Taking his high altitude seed fetish to the desert about five years ago has led to new discoveries as well as unanswered questions.
"What I am finding is that these heirloom treasures have an ability to adapt that the hybrids don't. Perhaps it's their ability to withstand extremes that allows a cold weather tomato from Siberia to do so well in the desert heat.

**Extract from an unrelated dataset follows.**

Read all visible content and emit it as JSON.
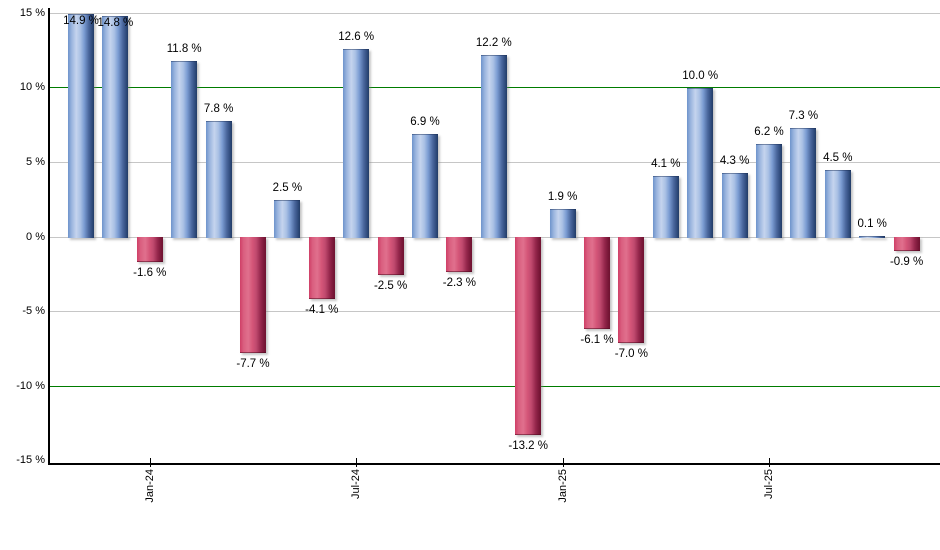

"I would estimate that 80 percent of the things I brought down from the mountains of Idaho are working wonderfully here. I know this because before we sell anything we have to grow it out, test it and taste it."
It should be made clear that Seeds Trust is not a repository of just tomato seeds. In fact they offer more than 400 seed varieties, including corn, squash, beans, carrots, cucumbers, peppers, herbs, wildflowers and wild grasses, to name just a few.
Today, Seeds Trust has thousands of customers around the world, all dedicated to the same idea McDorman had 30 plus years ago -- growing those plants that have stood the test of time, learned to adapt to the real world and, above all, taste like the land on which they were grown.
Seeds Trust's catalog is available online at www.seedstrust.com.